Dissolution was highly influenced by the in vitro dissolution apparatus (in vitro hydrodynamics) and by the simulation of the gastric and the intestinal conditions. The impact of both age-related gastrointestinal fluid composition and hydrodynamics can affect in vitro drug dissolution behaviour which can compromise drug bioavailability. These effects could be evaluated during pediatric formulation development by performing a pediatric biopharmaceutics risk assessment with the use of age-appropriate dissolution testing.

Age-related biorelevant dissolution of Singulair® granules successfully predicted the in vivo qualitative effect of the co-administration of the formulation with food in infants. The age-related biorelevant dissolution testing proposed can support the assessment of medicine co-administration practices with food and drinks.

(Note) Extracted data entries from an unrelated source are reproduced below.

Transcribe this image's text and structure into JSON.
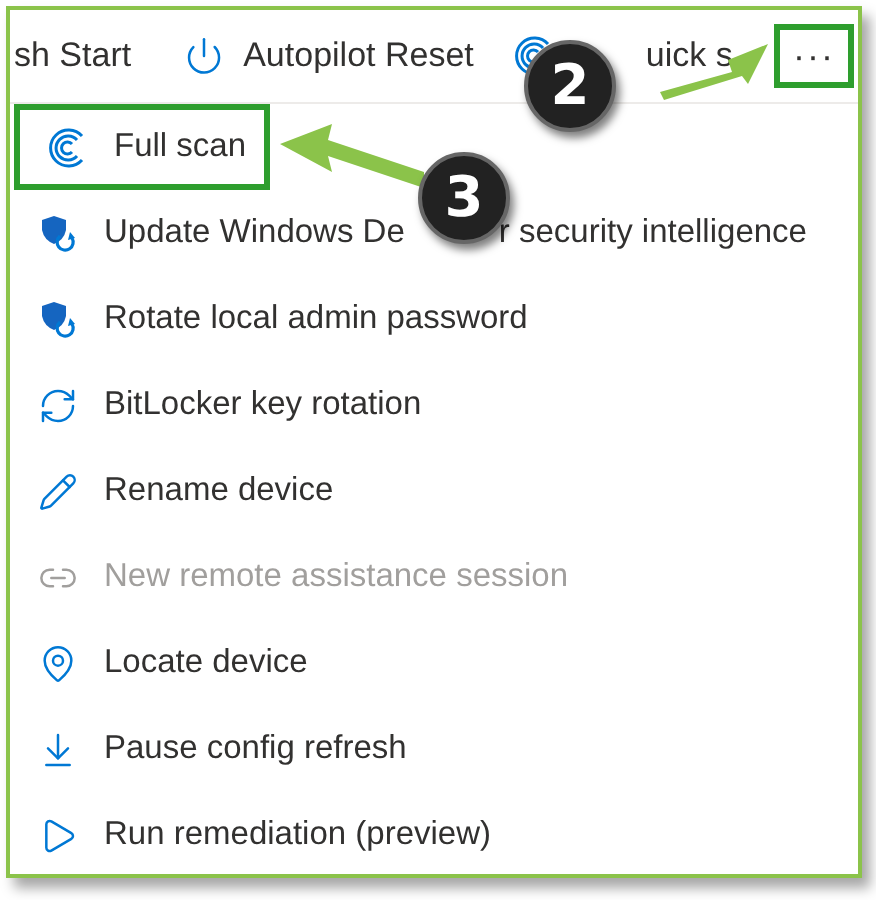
{
  "toolbar": [
    {
      "label": "sh Start",
      "kind": "plain"
    },
    {
      "label": "Autopilot Reset",
      "kind": "power"
    },
    {
      "label": "uick s",
      "kind": "scan"
    }
  ],
  "more_button": {
    "label": "···",
    "highlighted": true
  },
  "menu": [
    {
      "label": "Full scan",
      "kind": "scan",
      "disabled": false,
      "highlighted": true
    },
    {
      "label": "Update Windows De",
      "label_continued": "r security intelligence",
      "kind": "shield",
      "disabled": false,
      "highlighted": false
    },
    {
      "label": "Rotate local admin password",
      "kind": "shield",
      "disabled": false,
      "highlighted": false
    },
    {
      "label": "BitLocker key rotation",
      "kind": "rotate",
      "disabled": false,
      "highlighted": false
    },
    {
      "label": "Rename device",
      "kind": "pencil",
      "disabled": false,
      "highlighted": false
    },
    {
      "label": "New remote assistance session",
      "kind": "link",
      "disabled": true,
      "highlighted": false
    },
    {
      "label": "Locate device",
      "kind": "pin",
      "disabled": false,
      "highlighted": false
    },
    {
      "label": "Pause config refresh",
      "kind": "download",
      "disabled": false,
      "highlighted": false
    },
    {
      "label": "Run remediation (preview)",
      "kind": "play",
      "disabled": false,
      "highlighted": false
    }
  ],
  "callouts": [
    {
      "label": "2"
    },
    {
      "label": "3"
    }
  ]
}
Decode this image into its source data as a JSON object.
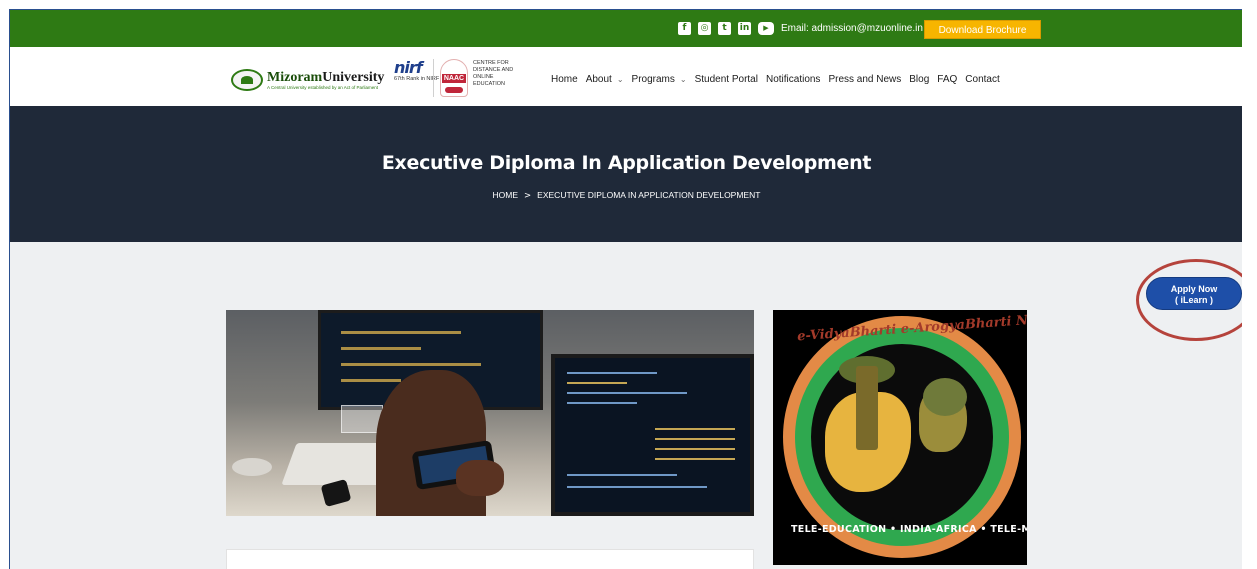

This study enhances our knowledge regarding the design of age-appropriate in vitro biopharmaceutics tools. The methods discussed should be explored, and adjusted based on knowledge of the drug and study design. The most biorelevant and clinical relevant approach will inherently depend on the drug and formulation properties, and therefore, multiple methods should be explored.

The use of in vitro tools like the ones described in this study can improve the understanding of the impact of age-related changes on drug dissolution and assess the influence of medicines co-administration practices, and other ‘what if’ clinical scenarios, that would be otherwise neglected.